Each embodiment in this specification is described in a progressive manner, the same or similar portion between each embodiment Dividing may refer to each other, and each embodiment focuses on the differences from other embodiments.The whole of the application or Person part can be used in numerous general or special purpose computing system environments or configuration.Such as: personal computer, server calculate Machine, handheld device or portable device, mobile communication terminal, multicomputer system, based on microprocessor are at laptop device System, programmable electronic equipment, network PC, minicomputer, mainframe computer, the distribution including any of the above system or equipment Formula calculates environment etc..

Although depicting the application by embodiment, it will be appreciated by the skilled addressee that the application there are many deformation and Variation is without departing from spirit herein, it is desirable to which the attached claims include these deformations and change without departing from the application's Spirit.

Claims

1. a kind of voice wakes up processing method, which is characterized in that applied to being waken up in equipment, which comprises

Obtain voice data；

Identify in the voice data whether there is wake-up word by waking up model；

In the case where having identified wake-up word, by the predetermined number of frames before the starting position for waking up word in the voice data Sound bite between the predetermined number of frames after the end position of wake-up word is uploaded to service as word sound bite is waken up Device, wherein the server is updated the wake-up model by the wake-up word sound bite.

2. the method according to claim 1, wherein the wake-up word sound bite in the voice data is uploaded Include: to server

It is identified from the voice data and wakes up word sound bite；

It obtains and wakes up word and the device identification for being waken up equipment；

By the wake-up word sound bite, the wake-up word, wake-up device mark, it is uploaded to the server.

3. the method according to claim 1, wherein the server is by the wake-up word sound bite to institute Wake-up model is stated to be updated, comprising:

In the case where meeting at least one the following conditions, triggers the server and pass through positive negative sample within a preset time to institute Wake-up model is stated to be updated:

The quantity of the wake-up word sound bite of the server aggregates reaches preset threshold；

The server detects that being waken up the ratio that negative sample occurs in equipment exceeds default sample threshold, wherein negative sample is Server end wake-up word recognition result and the wake-up word recognition result for being waken up equipment end are inconsistent；

The server receives the model modification instruction information of user.
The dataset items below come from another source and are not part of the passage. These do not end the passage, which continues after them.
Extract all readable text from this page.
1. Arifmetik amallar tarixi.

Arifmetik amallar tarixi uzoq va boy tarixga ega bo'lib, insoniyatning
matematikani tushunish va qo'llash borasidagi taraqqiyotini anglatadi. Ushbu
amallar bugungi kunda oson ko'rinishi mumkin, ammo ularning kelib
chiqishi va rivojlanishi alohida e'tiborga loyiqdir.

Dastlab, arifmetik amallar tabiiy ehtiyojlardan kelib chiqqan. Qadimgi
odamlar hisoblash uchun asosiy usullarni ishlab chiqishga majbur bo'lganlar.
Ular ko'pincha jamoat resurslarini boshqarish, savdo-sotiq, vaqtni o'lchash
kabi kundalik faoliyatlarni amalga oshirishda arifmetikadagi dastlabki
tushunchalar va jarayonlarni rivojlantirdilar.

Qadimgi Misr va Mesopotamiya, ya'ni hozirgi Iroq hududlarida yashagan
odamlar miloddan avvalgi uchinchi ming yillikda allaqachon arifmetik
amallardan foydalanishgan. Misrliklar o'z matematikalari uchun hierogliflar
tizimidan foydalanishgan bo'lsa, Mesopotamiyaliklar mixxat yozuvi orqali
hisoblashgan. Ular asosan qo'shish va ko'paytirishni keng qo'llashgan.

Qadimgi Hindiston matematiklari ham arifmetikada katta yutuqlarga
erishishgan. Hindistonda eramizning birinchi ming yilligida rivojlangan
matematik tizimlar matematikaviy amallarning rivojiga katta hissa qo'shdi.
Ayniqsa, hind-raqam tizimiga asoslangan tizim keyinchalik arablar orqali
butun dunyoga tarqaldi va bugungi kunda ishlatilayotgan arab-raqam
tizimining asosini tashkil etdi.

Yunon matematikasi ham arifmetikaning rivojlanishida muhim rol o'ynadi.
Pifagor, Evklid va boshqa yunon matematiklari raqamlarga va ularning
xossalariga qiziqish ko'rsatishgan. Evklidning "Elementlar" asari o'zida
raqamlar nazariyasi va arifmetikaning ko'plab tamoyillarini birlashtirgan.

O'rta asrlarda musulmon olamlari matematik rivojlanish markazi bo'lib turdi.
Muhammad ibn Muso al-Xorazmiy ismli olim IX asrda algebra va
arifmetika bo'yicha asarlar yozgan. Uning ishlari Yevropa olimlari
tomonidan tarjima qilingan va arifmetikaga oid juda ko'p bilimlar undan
4. the method according to claim 1, wherein the wake-up word sound bite in the voice data is uploaded To server, comprising:

According to preset ratio or period, the wake-up word sound bite for being waken up equipment end is uploaded to the server.
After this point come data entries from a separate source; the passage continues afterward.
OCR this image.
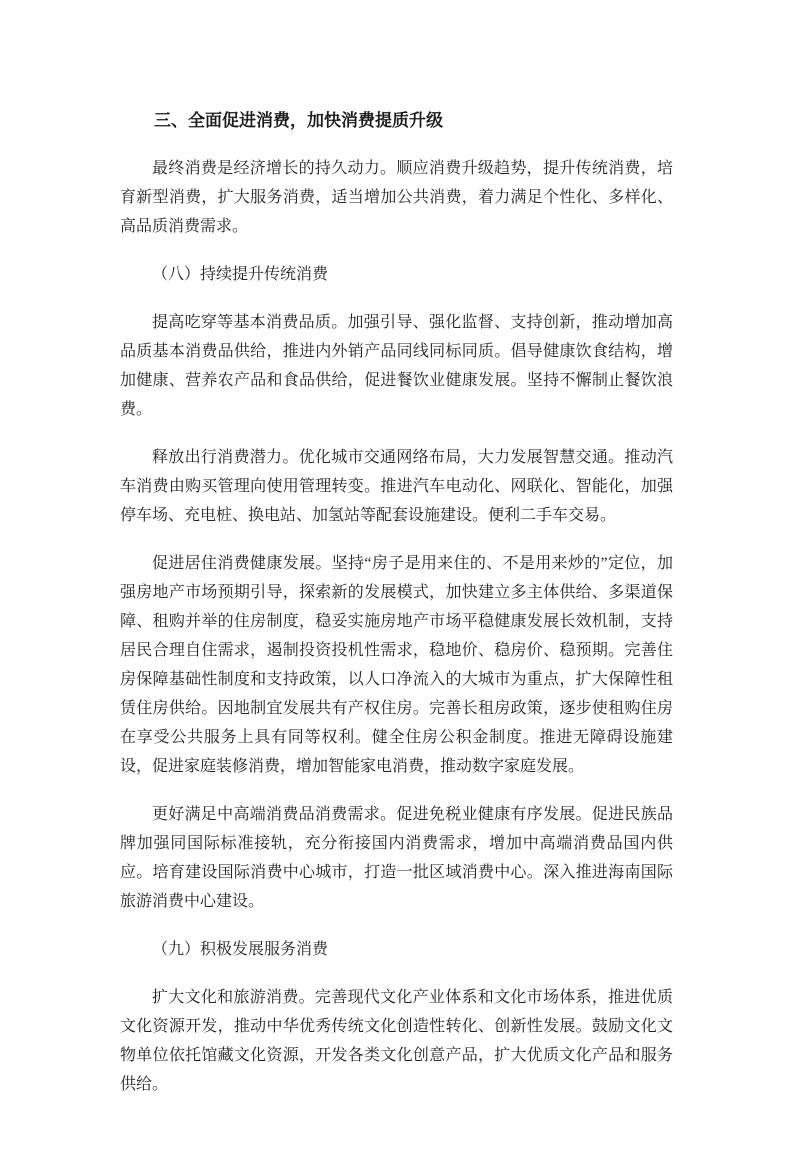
三、全面促进消费，加快消费提质升级

最终消费是经济增长的持久动力。顺应消费升级趋势，提升传统消费，培育新型消费，扩大服务消费，适当增加公共消费，着力满足个性化、多样化、高品质消费需求。

（八）持续提升传统消费

提高吃穿等基本消费品质。加强引导、强化监督、支持创新，推动增加高品质基本消费品供给，推进内外销产品同线同标同质。倡导健康饮食结构，增加健康、营养农产品和食品供给，促进餐饮业健康发展。坚持不懈制止餐饮浪费。

释放出行消费潜力。优化城市交通网络布局，大力发展智慧交通。推动汽车消费由购买管理向使用管理转变。推进汽车电动化、网联化、智能化，加强停车场、充电桩、换电站、加氢站等配套设施建设。便利二手车交易。

促进居住消费健康发展。坚持“房子是用来住的、不是用来炒的”定位，加强房地产市场预期引导，探索新的发展模式，加快建立多主体供给、多渠道保障、租购并举的住房制度，稳妥实施房地产市场平稳健康发展长效机制，支持居民合理自住需求，遏制投资投机性需求，稳地价、稳房价、稳预期。完善住房保障基础性制度和支持政策，以人口净流入的大城市为重点，扩大保障性租赁住房供给。因地制宜发展共有产权住房。完善长租房政策，逐步使租购住房在享受公共服务上具有同等权利。健全住房公积金制度。推进无障碍设施建设，促进家庭装修消费，增加智能家电消费，推动数字家庭发展。

更好满足中高端消费品消费需求。促进免税业健康有序发展。促进民族品牌加强同国际标准接轨，充分衔接国内消费需求，增加中高端消费品国内供应。培育建设国际消费中心城市，打造一批区域消费中心。深入推进海南国际旅游消费中心建设。

（九）积极发展服务消费

扩大文化和旅游消费。完善现代文化产业体系和文化市场体系，推进优质文化资源开发，推动中华优秀传统文化创造性转化、创新性发展。鼓励文化文物单位依托馆藏文化资源，开发各类文化创意产品，扩大优质文化产品和服务供给。
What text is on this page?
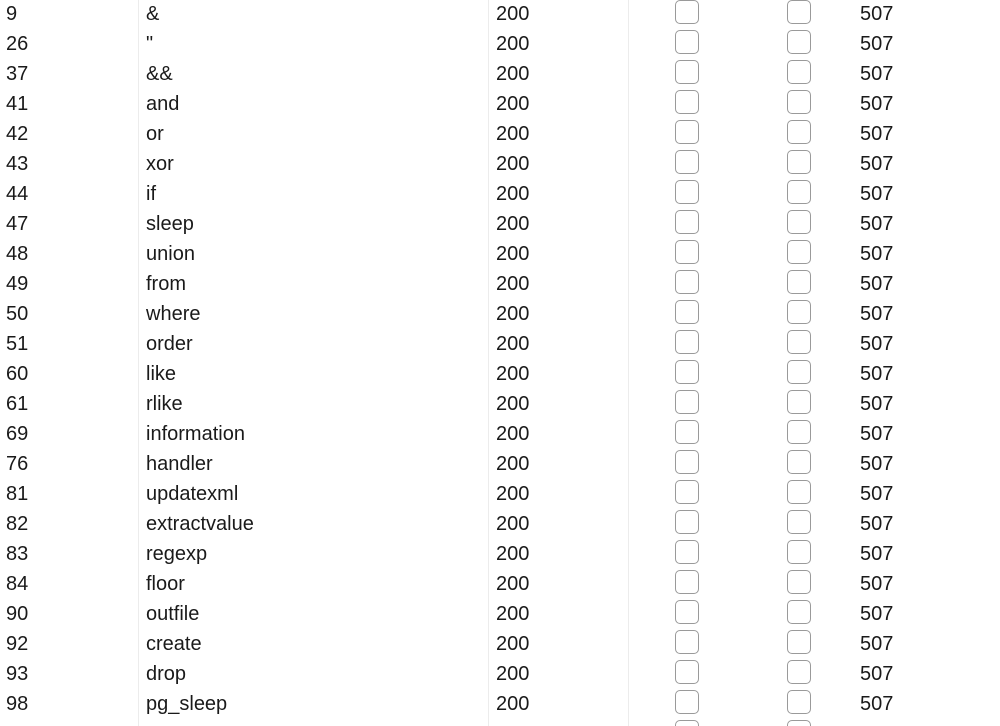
9	&	200	507
26	"	200	507
37	&&	200	507
41	and	200	507
42	or	200	507
43	xor	200	507
44	if	200	507
47	sleep	200	507
48	union	200	507
49	from	200	507
50	where	200	507
51	order	200	507
60	like	200	507
61	rlike	200	507
69	information	200	507
76	handler	200	507
81	updatexml	200	507
82	extractvalue	200	507
83	regexp	200	507
84	floor	200	507
90	outfile	200	507
92	create	200	507
93	drop	200	507
98	pg_sleep	200	507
5. the method according to claim 1, wherein the server includes: cloud server.

6. one kind is waken up equipment, including processor and for the memory of storage processor executable instruction, the processing Device realizes method described in any one of claims 1 to 5 when executing described instruction.

7. a kind of computer readable storage medium is stored thereon with computer instruction, described instruction, which is performed, realizes that right is wanted The step of seeking any one of 1 to 5 the method.
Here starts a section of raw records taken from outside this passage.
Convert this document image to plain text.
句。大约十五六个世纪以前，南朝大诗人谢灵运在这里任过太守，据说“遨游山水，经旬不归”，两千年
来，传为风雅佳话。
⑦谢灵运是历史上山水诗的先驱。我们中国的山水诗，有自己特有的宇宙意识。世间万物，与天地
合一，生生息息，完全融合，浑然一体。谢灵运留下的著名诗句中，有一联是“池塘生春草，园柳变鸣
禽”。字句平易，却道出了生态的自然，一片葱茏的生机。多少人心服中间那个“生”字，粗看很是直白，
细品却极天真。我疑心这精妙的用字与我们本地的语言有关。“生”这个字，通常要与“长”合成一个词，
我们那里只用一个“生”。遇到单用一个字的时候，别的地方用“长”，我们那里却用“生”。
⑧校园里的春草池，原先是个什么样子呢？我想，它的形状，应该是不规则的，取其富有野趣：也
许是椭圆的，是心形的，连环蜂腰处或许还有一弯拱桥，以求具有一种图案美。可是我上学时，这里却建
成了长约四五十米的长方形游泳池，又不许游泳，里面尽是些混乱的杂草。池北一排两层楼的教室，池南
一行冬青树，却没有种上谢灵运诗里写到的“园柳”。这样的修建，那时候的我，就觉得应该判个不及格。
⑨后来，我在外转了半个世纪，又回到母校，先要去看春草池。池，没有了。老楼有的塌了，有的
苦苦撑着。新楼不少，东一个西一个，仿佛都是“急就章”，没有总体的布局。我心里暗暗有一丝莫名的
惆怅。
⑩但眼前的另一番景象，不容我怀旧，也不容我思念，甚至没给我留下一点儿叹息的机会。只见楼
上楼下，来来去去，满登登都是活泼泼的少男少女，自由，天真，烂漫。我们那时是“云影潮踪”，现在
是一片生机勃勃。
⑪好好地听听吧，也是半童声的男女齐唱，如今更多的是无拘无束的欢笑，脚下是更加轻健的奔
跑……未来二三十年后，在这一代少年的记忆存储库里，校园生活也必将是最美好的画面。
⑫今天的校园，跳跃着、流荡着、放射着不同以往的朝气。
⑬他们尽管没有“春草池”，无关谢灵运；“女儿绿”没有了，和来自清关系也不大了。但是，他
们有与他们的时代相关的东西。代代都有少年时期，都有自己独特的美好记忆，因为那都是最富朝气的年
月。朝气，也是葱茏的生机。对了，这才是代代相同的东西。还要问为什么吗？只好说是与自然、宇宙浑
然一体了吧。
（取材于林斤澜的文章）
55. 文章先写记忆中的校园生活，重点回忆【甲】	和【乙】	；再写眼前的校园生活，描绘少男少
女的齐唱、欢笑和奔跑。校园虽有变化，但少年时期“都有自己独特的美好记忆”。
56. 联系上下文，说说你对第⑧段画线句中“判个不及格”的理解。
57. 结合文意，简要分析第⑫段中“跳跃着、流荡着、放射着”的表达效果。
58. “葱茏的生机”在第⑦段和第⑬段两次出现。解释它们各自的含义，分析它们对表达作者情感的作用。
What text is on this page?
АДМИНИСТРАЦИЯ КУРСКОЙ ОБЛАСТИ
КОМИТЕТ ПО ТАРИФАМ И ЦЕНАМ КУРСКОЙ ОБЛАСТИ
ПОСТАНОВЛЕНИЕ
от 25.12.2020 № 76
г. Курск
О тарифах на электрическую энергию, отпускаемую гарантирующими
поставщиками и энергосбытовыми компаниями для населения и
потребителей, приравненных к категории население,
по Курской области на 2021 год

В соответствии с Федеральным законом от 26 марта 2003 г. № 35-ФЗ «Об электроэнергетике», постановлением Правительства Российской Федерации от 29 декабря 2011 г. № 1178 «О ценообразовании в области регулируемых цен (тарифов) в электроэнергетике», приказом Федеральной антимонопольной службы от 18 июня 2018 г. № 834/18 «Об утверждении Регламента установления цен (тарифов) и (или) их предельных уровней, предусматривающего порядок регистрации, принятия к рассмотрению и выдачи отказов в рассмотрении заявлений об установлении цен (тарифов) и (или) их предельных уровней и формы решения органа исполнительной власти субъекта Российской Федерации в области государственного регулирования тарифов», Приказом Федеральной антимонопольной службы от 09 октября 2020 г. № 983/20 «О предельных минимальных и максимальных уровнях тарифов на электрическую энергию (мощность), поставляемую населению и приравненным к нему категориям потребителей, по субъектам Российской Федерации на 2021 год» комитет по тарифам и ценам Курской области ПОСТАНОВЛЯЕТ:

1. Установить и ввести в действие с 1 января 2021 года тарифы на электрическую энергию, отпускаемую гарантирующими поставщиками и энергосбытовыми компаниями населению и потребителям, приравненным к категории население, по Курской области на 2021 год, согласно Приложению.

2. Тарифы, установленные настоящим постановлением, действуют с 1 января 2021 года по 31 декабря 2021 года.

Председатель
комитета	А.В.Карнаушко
8. a kind of mobile unit, including processor and for the memory of storage processor executable instruction, the processor Method described in any one of claims 1 to 5 is realized when executing described instruction.

9. a kind of mobile device, including processor and for the memory of storage processor executable instruction, the processor Method described in any one of claims 1 to 5 is realized when executing described instruction.

10. a kind of conference facility, including processor and for the memory of storage processor executable instruction, the processor Method described in any one of claims 1 to 5 is realized when executing described instruction.